Other BAM data will be assigned the unsorted.bam
datatype. In most use cases, the data can be used without changes with tools (the proper sort/index will be created temporarily during runtime).
Avoid assigning the bam
datatype to datasets that are not actually coordinate sorted. Downsteam tools will either pause or fail. If you reassigned before reading this, changing the datatype back to unsorted.bam
will resolve most issues.
Note: All usage help below is now deprecated if it involves BAM datasets.
Deprecated: Example tools and Tool groups that require input sorting
Deprecated help below
The list is not comprehensive. If a tool fails, try sorting inputs as a first pass solution, whether this is declard or not on the tool form help. Cooridnate order is the most common ordering expected by tools. If queryname order is required, the tool form will usually declare that in the help.
Deprecated: Htseq_count
The tool now queryname sorts at runtime with default seetings.
Deprecated help below
Example error on bug report.
job info:
This job was terminated because it used more memory than it was allocated.
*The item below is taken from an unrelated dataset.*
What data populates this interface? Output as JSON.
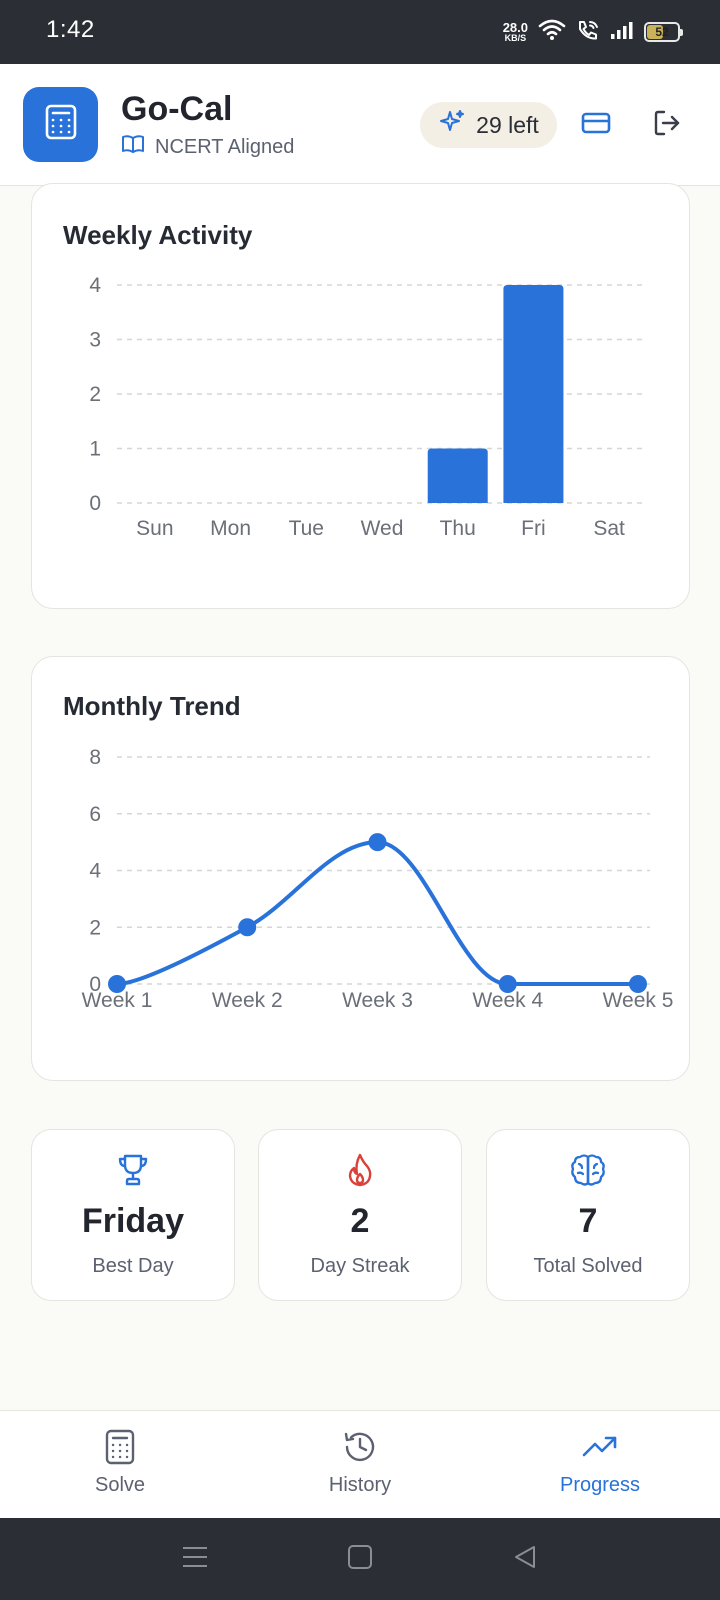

Please click the bug icon to report this problem if you need help.
How to sort?
Set this option to Yes: Force sorting of SAM/BAM file by NAME
Deprecated: SAMTools
The tool now coordinate sorts at runtime with default seetings.
Deprecated help below
Example error on bug report. Yours may differ. If there is a problem, try sorting first before reporting a bug.
job stdout:
[samopen] SAM header is present: N sequences.
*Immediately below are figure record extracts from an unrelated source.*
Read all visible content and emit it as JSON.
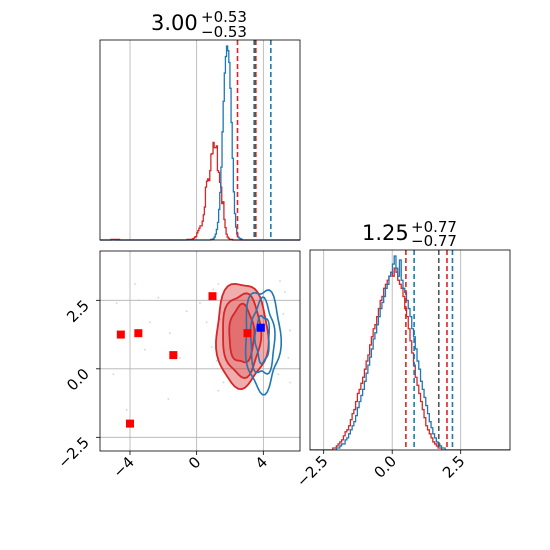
{
  "chart_data": [
    {
      "type": "histogram",
      "panel": "x1-marginal",
      "title": {
        "value": "3.00",
        "plus": "+0.53",
        "minus": "−0.53"
      },
      "xlim": [
        -5.8,
        6.2
      ],
      "grid": true,
      "bin_edges": [
        -5.8,
        6.2
      ],
      "series": [
        {
          "color": "#d62728",
          "counts": [
            0,
            0,
            0,
            0,
            0,
            0,
            0,
            0,
            0,
            0,
            1,
            1,
            1,
            1,
            1,
            0,
            1,
            1,
            0,
            0,
            0,
            0,
            0,
            0,
            0,
            0,
            0,
            0,
            0,
            0,
            0,
            0,
            0,
            0,
            0,
            0,
            0,
            0,
            0,
            0,
            0,
            0,
            0,
            0,
            0,
            0,
            0,
            0,
            0,
            0,
            0,
            0,
            0,
            0,
            0,
            0,
            0,
            0,
            0,
            0,
            0,
            0,
            0,
            0,
            0,
            0,
            0,
            0,
            0,
            0,
            0,
            0,
            0,
            0,
            0,
            0,
            0,
            0,
            0,
            0,
            1,
            1,
            1,
            1,
            1,
            2,
            3,
            5,
            6,
            12,
            16,
            20,
            24,
            24,
            32,
            43,
            56,
            90,
            100,
            104,
            101,
            118,
            146,
            147,
            166,
            157,
            157,
            160,
            118,
            115,
            98,
            90,
            62,
            65,
            35,
            21,
            10,
            5,
            3,
            1,
            1,
            1,
            0,
            0,
            0,
            0,
            0,
            0,
            0,
            0,
            0,
            0,
            0,
            0,
            0,
            0,
            0,
            0,
            0,
            0,
            0,
            0,
            0,
            0,
            0,
            0,
            0,
            0,
            0,
            0,
            0,
            0,
            0,
            0,
            0,
            0,
            0,
            0,
            0,
            0,
            0,
            0,
            0,
            0,
            0,
            0,
            0,
            0,
            0,
            0,
            0,
            0,
            0,
            0,
            0,
            0,
            0,
            0,
            0,
            0,
            0,
            0,
            0,
            0
          ]
        },
        {
          "color": "#1f77b4",
          "counts": [
            0,
            0,
            0,
            0,
            0,
            0,
            0,
            0,
            0,
            0,
            0,
            0,
            0,
            0,
            0,
            0,
            0,
            0,
            0,
            0,
            0,
            0,
            0,
            0,
            0,
            0,
            0,
            0,
            0,
            0,
            0,
            0,
            0,
            0,
            0,
            0,
            0,
            0,
            0,
            0,
            0,
            0,
            0,
            0,
            0,
            0,
            0,
            0,
            0,
            0,
            0,
            0,
            0,
            0,
            0,
            0,
            0,
            0,
            0,
            0,
            0,
            0,
            0,
            0,
            0,
            0,
            0,
            0,
            0,
            0,
            0,
            0,
            0,
            0,
            0,
            0,
            0,
            0,
            0,
            0,
            0,
            0,
            0,
            0,
            0,
            0,
            0,
            0,
            0,
            0,
            0,
            0,
            0,
            0,
            0,
            0,
            0,
            0,
            1,
            1,
            2,
            5,
            10,
            18,
            30,
            52,
            81,
            124,
            184,
            236,
            284,
            312,
            330,
            322,
            302,
            258,
            200,
            139,
            82,
            45,
            22,
            10,
            5,
            3,
            2,
            1,
            0,
            0,
            0,
            0,
            0,
            0,
            0,
            0,
            0,
            0,
            0,
            0,
            0,
            0,
            0,
            0,
            0,
            0,
            0,
            0,
            0,
            0,
            0,
            0,
            0,
            0,
            0,
            0,
            0,
            0,
            0,
            0,
            0,
            0,
            0,
            0,
            0,
            0,
            0,
            0,
            0,
            0,
            0,
            0,
            0,
            0,
            0,
            0,
            0,
            0,
            0
          ]
        }
      ],
      "quantile_lines": [
        {
          "color": "#d62728",
          "values": [
            2.45,
            3.55
          ]
        },
        {
          "color": "#1f77b4",
          "values": [
            3.45,
            4.45
          ]
        },
        {
          "color": "#555555",
          "values": [
            3.5
          ]
        }
      ]
    },
    {
      "type": "contour",
      "panel": "x1-vs-x2",
      "xlim": [
        -5.8,
        6.2
      ],
      "ylim": [
        -3.0,
        4.3
      ],
      "x_ticks": [
        -4,
        0,
        4
      ],
      "y_ticks": [
        -2.5,
        0.0,
        2.5
      ],
      "x_tick_labels": [
        "−4",
        "0",
        "4"
      ],
      "y_tick_labels": [
        "−2.5",
        "0.0",
        "2.5"
      ],
      "grid": true,
      "red_contours": {
        "color": "#d62728",
        "center": [
          2.7,
          1.25
        ],
        "levels": [
          {
            "sx": 1.55,
            "sy": 1.9,
            "fill_opacity": 0.38
          },
          {
            "sx": 1.15,
            "sy": 1.5,
            "fill_opacity": 0.22
          },
          {
            "sx": 0.75,
            "sy": 1.05,
            "fill_opacity": 0.3
          }
        ]
      },
      "blue_contours": {
        "color": "#1f77b4",
        "center": [
          3.95,
          1.1
        ],
        "levels": [
          {
            "sx": 1.05,
            "sy": 1.85
          },
          {
            "sx": 0.72,
            "sy": 1.35
          },
          {
            "sx": 0.42,
            "sy": 0.85
          }
        ]
      },
      "scatter_points": [
        [
          -4.6,
          1.2
        ],
        [
          -3.5,
          2.5
        ],
        [
          -2.8,
          1.7
        ],
        [
          -1.6,
          1.3
        ],
        [
          -0.6,
          2.1
        ],
        [
          0.2,
          2.4
        ],
        [
          1.0,
          2.9
        ],
        [
          1.3,
          3.1
        ],
        [
          1.2,
          0.3
        ],
        [
          1.4,
          1.8
        ],
        [
          1.7,
          2.2
        ],
        [
          5.2,
          2.0
        ],
        [
          5.5,
          0.4
        ],
        [
          5.3,
          2.8
        ],
        [
          4.9,
          -0.2
        ],
        [
          5.6,
          1.4
        ],
        [
          -5.0,
          -0.2
        ],
        [
          -3.7,
          3.1
        ],
        [
          -1.0,
          0.4
        ],
        [
          1.6,
          -0.5
        ],
        [
          -4.2,
          -1.5
        ],
        [
          -2.3,
          2.6
        ],
        [
          0.6,
          1.7
        ],
        [
          5.0,
          3.2
        ],
        [
          -3.1,
          0.7
        ],
        [
          1.3,
          -0.8
        ],
        [
          5.6,
          -0.5
        ],
        [
          -1.7,
          -1.1
        ],
        [
          0.9,
          0.8
        ],
        [
          -4.8,
          2.4
        ]
      ],
      "markers": [
        {
          "color": "#ff0000",
          "points": [
            [
              -4.55,
              1.25
            ],
            [
              -3.5,
              1.3
            ],
            [
              -1.4,
              0.5
            ],
            [
              0.95,
              2.65
            ],
            [
              -4.0,
              -2.0
            ],
            [
              3.05,
              1.3
            ]
          ]
        },
        {
          "color": "#0000ff",
          "points": [
            [
              3.85,
              1.5
            ]
          ]
        }
      ]
    },
    {
      "type": "histogram",
      "panel": "x2-marginal",
      "title": {
        "value": "1.25",
        "plus": "+0.77",
        "minus": "−0.77"
      },
      "xlim": [
        -3.0,
        4.3
      ],
      "x_ticks": [
        -2.5,
        0.0,
        2.5
      ],
      "x_tick_labels": [
        "−2.5",
        "0.0",
        "2.5"
      ],
      "grid": true,
      "bin_edges": [
        -3.0,
        4.3
      ],
      "series": [
        {
          "color": "#d62728",
          "counts": [
            0,
            0,
            0,
            0,
            0,
            0,
            0,
            0,
            0,
            0,
            0,
            0,
            0,
            1,
            1,
            2,
            3,
            4,
            5,
            7,
            9,
            10,
            12,
            15,
            18,
            20,
            24,
            28,
            30,
            33,
            36,
            40,
            44,
            47,
            52,
            56,
            60,
            62,
            66,
            70,
            74,
            76,
            80,
            82,
            84,
            86,
            88,
            86,
            90,
            88,
            84,
            82,
            80,
            76,
            70,
            66,
            60,
            54,
            48,
            42,
            36,
            32,
            28,
            24,
            20,
            16,
            12,
            10,
            8,
            6,
            4,
            3,
            2,
            1,
            1,
            0,
            0,
            0,
            0,
            0,
            0,
            0,
            0,
            0,
            0,
            0,
            0,
            0,
            0,
            0,
            0,
            0,
            0,
            0,
            0,
            0,
            0,
            0,
            0,
            0,
            0,
            0,
            0,
            0,
            0,
            0,
            0,
            0,
            0,
            0,
            0,
            0,
            0,
            0
          ]
        },
        {
          "color": "#1f77b4",
          "counts": [
            0,
            0,
            0,
            0,
            0,
            0,
            0,
            0,
            0,
            0,
            0,
            0,
            0,
            0,
            0,
            1,
            1,
            2,
            3,
            3,
            5,
            6,
            8,
            10,
            12,
            14,
            17,
            21,
            24,
            27,
            30,
            34,
            38,
            42,
            46,
            50,
            55,
            58,
            62,
            66,
            70,
            73,
            76,
            80,
            82,
            86,
            88,
            92,
            96,
            90,
            86,
            94,
            84,
            80,
            78,
            74,
            70,
            66,
            60,
            56,
            50,
            44,
            40,
            34,
            30,
            26,
            22,
            18,
            14,
            11,
            8,
            6,
            4,
            3,
            2,
            1,
            1,
            0,
            0,
            0,
            0,
            0,
            0,
            0,
            0,
            0,
            0,
            0,
            0,
            0,
            0,
            0,
            0,
            0,
            0,
            0,
            0,
            0,
            0,
            0,
            0,
            0,
            0,
            0,
            0,
            0,
            0,
            0,
            0,
            0,
            0,
            0,
            0,
            0
          ]
        }
      ],
      "quantile_lines": [
        {
          "color": "#d62728",
          "values": [
            0.5,
            2.0
          ]
        },
        {
          "color": "#1f77b4",
          "values": [
            0.8,
            2.2
          ]
        },
        {
          "color": "#555555",
          "values": [
            1.7
          ]
        }
      ]
    }
  ]
}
[bam_index_core] the alignment is not sorted (display_dataset_name): A-th chr > B-th chr
[bam_index_build2] fail to index the BAM file.
How to sort?
Try using Coordinate sort on the inputs with SortSam before using these tools. This is often required as a distinct step even if the input dataset states in the name that it is already sorted.
Deprecated: Picard
The tool now coordinate sorts at runtime with default seetings.
Deprecated help below
Tools can error for a variety of reasons that seem to be unrelated to sort order, including this one seen on the bug report (click on the green bug icon, but there is no need to submit the bug/error). Instead, coordinate sort and then rerun.
job info:
This job was terminated because it used more memory than it was allocated.
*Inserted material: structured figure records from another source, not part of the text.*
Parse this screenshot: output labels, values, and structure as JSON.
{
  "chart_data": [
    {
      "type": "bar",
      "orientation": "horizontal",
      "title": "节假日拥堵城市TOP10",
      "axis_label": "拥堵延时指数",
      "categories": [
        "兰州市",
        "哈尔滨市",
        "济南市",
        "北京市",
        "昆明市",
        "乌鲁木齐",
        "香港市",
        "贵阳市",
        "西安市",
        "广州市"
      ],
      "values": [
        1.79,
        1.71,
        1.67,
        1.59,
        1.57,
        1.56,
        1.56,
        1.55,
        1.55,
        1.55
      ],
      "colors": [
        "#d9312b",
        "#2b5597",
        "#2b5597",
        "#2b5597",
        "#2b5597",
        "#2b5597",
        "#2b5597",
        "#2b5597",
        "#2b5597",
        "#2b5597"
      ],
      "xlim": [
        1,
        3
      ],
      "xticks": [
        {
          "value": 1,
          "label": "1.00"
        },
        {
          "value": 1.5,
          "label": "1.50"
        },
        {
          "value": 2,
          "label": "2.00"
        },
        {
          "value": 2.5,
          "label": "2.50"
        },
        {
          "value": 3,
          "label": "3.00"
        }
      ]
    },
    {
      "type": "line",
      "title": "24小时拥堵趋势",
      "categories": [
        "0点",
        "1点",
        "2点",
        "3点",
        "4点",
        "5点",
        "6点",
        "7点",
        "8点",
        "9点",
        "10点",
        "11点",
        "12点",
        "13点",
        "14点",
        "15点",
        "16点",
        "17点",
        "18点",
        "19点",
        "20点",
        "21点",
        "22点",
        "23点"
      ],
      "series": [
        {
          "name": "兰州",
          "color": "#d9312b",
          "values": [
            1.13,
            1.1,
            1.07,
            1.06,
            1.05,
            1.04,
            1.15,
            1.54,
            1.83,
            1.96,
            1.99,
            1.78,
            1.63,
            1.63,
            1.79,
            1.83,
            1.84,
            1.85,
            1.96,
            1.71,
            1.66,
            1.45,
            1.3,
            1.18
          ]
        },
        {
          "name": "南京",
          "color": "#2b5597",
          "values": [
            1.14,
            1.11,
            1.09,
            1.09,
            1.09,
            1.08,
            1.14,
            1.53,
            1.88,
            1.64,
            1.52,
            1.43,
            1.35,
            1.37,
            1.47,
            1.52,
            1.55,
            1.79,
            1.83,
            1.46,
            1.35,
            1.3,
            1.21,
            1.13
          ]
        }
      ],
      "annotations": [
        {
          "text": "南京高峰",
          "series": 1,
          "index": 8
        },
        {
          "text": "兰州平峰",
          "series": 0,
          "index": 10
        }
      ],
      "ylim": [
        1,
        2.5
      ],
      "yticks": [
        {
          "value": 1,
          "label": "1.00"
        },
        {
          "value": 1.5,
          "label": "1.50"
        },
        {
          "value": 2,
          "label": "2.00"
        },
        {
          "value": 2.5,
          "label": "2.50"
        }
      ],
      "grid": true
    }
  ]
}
Please click the bug icon to report this problem if you need help.
NGS: RNA-seq: Tophat, Cufflinks, Cuffmerge, Cuffdiff
Different errors can be reported and some may seem unrelated to sort order. Try sorting as a first pass troubleshooting solution.
If sorting does not work, it could be that your FASTQ data is not actually in .fastqsanger format. This occurs quite often in reported issues. For the quickest resolution, instead of reporting the bug and being sent back this link, first double check your data format directly.